Open Access Open Badges Nano Express

On the formation of blisters in annealed hydrogenated a-Si layers

Miklós Serényi1, Cesare Frigeri2*, Zsolt Szekrényes3, Katalin Kamarás3, Lucia Nasi2, Attila Csik4 and Nguyen Quoc Khánh1

Author affiliations

1 Institute of Technical Physics and Materials Science, Research Centre for Natural Sciences, Hungarian Academy of Sciences, P.O. Box 49, Budapest H-1525, Hungary

2 CNR-IMEM Institute, Parco Area delle Scienze 37/A, Parma 43100, Italy

3 Institute for Solid State Physics and Optics, Wigner Research Centre for Physics, Hungarian Academy of Sciences, P.O. Box 49, Budapest H-1525, Hungary

4 Institute of Nuclear Research of the Hungarian Academy of Sciences, P.O. Box 51, Debrecen H-4001, Hungary

For all author emails, please log on.

Citation and License

Nanoscale Research Letters 2013, 8:84  doi:10.1186/1556-276X-8-84

Published: 15 February 2013


Differently hydrogenated radio frequency-sputtered a-Si layers have been studied by infrared (IR) spectroscopy as a function of the annealing time at 350°C with the aim to get a deeper understanding of the origin of blisters previously observed by us in a-Si/a-Ge multilayers prepared under the same conditions as the ones applied to the present a-Si layers.

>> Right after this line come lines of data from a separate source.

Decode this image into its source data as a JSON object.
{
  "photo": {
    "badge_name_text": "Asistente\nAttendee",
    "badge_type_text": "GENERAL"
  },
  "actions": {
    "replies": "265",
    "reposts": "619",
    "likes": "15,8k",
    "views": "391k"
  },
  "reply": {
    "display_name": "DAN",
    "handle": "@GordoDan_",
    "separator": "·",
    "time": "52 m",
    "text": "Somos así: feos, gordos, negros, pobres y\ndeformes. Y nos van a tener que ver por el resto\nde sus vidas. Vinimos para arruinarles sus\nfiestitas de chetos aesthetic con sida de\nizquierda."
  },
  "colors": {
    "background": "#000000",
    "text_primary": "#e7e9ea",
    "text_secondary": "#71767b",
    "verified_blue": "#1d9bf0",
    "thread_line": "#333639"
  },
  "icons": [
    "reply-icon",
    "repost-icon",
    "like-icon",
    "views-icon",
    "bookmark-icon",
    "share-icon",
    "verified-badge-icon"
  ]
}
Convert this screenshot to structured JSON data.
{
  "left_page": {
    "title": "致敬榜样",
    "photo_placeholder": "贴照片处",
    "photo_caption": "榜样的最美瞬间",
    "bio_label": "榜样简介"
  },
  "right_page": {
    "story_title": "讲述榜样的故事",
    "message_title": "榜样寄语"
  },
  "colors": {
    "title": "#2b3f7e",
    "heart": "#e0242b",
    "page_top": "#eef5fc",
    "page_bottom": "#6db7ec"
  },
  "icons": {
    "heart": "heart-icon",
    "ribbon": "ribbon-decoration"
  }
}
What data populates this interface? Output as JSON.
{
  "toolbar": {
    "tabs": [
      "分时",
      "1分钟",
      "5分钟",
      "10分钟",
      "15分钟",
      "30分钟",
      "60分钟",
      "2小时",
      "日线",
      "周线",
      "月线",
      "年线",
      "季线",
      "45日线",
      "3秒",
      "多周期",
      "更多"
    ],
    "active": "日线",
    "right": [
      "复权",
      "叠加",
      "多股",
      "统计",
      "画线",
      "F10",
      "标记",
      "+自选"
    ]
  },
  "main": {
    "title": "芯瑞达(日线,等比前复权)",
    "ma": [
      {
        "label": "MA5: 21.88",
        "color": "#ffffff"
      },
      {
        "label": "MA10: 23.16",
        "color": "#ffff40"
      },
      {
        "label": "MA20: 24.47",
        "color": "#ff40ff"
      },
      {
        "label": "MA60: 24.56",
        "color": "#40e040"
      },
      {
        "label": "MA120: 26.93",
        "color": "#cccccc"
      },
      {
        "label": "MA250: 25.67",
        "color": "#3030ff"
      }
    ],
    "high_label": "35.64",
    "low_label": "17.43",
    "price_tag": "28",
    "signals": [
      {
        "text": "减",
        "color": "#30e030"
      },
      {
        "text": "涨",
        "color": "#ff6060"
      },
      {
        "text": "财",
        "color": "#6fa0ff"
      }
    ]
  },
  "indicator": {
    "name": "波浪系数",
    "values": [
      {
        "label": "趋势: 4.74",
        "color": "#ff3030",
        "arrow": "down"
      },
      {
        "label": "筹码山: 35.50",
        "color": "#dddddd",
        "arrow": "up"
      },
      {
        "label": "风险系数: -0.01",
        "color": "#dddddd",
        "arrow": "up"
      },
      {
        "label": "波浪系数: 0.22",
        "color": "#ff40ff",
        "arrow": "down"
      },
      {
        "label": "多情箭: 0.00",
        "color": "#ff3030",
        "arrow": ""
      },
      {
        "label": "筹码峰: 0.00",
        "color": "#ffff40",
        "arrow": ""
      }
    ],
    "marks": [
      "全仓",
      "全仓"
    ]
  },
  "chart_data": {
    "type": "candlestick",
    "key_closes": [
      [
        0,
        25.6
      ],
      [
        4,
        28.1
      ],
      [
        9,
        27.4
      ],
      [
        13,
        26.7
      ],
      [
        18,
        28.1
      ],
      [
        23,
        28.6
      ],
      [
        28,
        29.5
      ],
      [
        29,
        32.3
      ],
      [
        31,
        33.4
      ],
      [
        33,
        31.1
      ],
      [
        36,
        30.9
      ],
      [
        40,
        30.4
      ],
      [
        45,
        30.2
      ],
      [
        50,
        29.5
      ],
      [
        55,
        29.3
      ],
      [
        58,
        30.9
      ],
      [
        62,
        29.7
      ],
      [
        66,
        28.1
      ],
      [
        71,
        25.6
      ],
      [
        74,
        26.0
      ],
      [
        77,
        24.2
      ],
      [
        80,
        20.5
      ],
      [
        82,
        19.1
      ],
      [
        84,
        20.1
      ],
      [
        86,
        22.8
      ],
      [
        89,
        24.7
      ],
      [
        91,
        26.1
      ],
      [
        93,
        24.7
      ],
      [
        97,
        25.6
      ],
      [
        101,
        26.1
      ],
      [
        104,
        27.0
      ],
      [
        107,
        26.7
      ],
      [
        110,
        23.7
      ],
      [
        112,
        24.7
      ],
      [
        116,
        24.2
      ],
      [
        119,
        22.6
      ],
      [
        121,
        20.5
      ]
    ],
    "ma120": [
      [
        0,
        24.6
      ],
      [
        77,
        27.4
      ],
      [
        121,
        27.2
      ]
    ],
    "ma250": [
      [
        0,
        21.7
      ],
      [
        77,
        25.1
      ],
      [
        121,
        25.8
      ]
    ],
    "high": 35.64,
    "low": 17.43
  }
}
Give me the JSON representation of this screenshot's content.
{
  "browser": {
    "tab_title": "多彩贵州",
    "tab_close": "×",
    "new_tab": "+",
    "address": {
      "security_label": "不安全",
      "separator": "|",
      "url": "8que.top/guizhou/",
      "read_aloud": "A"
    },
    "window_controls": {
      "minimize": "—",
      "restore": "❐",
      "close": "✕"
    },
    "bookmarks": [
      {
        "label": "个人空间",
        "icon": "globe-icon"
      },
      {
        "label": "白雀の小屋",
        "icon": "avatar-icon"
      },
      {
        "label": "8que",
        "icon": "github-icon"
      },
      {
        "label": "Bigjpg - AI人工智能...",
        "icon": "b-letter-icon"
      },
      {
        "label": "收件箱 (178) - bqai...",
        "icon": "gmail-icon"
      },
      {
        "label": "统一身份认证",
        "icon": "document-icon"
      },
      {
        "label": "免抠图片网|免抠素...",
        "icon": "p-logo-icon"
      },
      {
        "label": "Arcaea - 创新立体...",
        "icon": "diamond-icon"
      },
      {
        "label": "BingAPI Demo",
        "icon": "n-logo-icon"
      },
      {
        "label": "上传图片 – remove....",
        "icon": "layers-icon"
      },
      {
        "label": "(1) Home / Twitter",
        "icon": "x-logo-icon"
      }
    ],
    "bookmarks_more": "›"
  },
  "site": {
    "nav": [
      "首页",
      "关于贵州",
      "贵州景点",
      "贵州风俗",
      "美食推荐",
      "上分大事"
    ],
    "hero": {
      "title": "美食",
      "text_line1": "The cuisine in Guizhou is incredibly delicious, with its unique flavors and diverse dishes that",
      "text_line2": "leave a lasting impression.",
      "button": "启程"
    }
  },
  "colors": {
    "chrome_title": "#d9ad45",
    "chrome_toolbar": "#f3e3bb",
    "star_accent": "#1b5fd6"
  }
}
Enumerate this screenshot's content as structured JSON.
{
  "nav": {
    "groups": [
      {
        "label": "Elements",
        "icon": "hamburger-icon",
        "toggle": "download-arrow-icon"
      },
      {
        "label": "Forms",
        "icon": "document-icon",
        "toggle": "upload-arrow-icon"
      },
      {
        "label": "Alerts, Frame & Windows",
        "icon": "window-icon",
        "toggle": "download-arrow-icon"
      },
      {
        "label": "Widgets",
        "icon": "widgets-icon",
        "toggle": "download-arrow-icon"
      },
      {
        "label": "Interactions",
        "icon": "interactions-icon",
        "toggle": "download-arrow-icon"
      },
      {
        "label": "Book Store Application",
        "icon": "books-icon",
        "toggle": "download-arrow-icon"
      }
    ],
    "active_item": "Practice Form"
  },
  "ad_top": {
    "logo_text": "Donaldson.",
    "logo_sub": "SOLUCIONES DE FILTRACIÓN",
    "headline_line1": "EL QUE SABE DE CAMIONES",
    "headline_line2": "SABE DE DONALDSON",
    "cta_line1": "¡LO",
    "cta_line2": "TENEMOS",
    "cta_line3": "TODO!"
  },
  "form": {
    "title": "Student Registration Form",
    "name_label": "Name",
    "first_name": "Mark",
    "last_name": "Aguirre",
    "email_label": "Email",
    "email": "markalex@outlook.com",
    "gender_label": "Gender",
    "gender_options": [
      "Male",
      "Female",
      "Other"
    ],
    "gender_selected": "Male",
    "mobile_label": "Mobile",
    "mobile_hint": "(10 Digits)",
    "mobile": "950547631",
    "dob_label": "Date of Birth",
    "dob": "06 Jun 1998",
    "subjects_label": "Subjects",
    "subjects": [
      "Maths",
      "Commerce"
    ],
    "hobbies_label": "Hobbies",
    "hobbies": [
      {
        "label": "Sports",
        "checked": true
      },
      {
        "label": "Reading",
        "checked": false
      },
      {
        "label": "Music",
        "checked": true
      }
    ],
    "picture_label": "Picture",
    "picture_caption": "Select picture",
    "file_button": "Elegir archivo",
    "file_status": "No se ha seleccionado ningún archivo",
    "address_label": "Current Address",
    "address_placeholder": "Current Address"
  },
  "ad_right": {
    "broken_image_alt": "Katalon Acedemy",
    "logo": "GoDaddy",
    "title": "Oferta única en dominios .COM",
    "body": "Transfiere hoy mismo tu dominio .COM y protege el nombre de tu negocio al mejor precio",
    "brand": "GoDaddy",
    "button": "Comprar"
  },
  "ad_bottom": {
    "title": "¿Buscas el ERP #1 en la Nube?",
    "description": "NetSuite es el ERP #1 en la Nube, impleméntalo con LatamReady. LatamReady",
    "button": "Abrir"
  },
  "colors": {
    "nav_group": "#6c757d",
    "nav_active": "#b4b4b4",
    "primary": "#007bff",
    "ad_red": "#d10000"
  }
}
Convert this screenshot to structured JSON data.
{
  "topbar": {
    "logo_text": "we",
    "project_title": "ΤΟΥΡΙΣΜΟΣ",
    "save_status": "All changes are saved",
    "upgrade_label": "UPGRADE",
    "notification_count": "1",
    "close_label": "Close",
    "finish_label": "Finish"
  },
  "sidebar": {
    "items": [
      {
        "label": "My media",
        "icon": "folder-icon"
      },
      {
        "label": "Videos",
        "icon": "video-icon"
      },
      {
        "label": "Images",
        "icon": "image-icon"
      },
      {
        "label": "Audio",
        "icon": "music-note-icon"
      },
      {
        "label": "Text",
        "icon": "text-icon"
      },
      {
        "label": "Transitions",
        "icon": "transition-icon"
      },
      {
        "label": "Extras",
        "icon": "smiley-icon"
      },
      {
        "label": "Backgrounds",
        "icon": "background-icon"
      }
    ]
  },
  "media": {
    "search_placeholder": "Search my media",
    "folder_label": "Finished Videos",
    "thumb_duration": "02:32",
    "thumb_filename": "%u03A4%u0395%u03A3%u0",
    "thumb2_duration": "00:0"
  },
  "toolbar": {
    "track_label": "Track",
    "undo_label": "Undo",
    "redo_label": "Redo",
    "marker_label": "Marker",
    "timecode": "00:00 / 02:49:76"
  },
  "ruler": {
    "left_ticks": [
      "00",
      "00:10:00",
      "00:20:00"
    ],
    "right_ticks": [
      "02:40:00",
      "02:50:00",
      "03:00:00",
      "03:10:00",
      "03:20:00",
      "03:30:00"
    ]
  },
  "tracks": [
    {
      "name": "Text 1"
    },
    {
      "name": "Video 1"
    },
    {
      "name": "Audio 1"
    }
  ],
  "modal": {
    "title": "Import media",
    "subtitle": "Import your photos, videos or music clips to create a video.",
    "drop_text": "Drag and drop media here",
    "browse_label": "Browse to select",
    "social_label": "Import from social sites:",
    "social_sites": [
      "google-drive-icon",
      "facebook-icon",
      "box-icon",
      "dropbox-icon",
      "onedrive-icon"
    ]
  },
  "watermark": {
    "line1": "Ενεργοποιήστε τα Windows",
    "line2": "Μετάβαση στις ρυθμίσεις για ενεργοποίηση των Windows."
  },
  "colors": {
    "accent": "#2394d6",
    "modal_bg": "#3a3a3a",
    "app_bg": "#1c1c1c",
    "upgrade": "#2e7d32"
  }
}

The H content varied between 10.8 and 17.6 at.% as measured by elastic recoil detection analysis. IR spectroscopy showed that the concentration of the clustered (Si-H)n groups and of the (Si-H2)n (n ≥ 1) polymers increased at the expense of the Si-H mono-hydrides with increasing annealing time, suggesting that there is a corresponding increase of the volume of micro-voids whose walls are assumed from literature to be decorated by the clustered mono-hydride groups and polymers. At the same time, an increase in the size of surface blisters was observed. Also, with increasing annealing time, the total concentration of bonded H of any type decreases, indicating that H is partially released from its bonds to Si. It is argued that the H released from the (Si-H)n complexes and polymers at the microvoid surfaces form molecular H2 inside the voids, whose size increases upon annealing because of the thermal expansion of the H2 gas, eventually producing plastic surface deformation in the shape of blisters.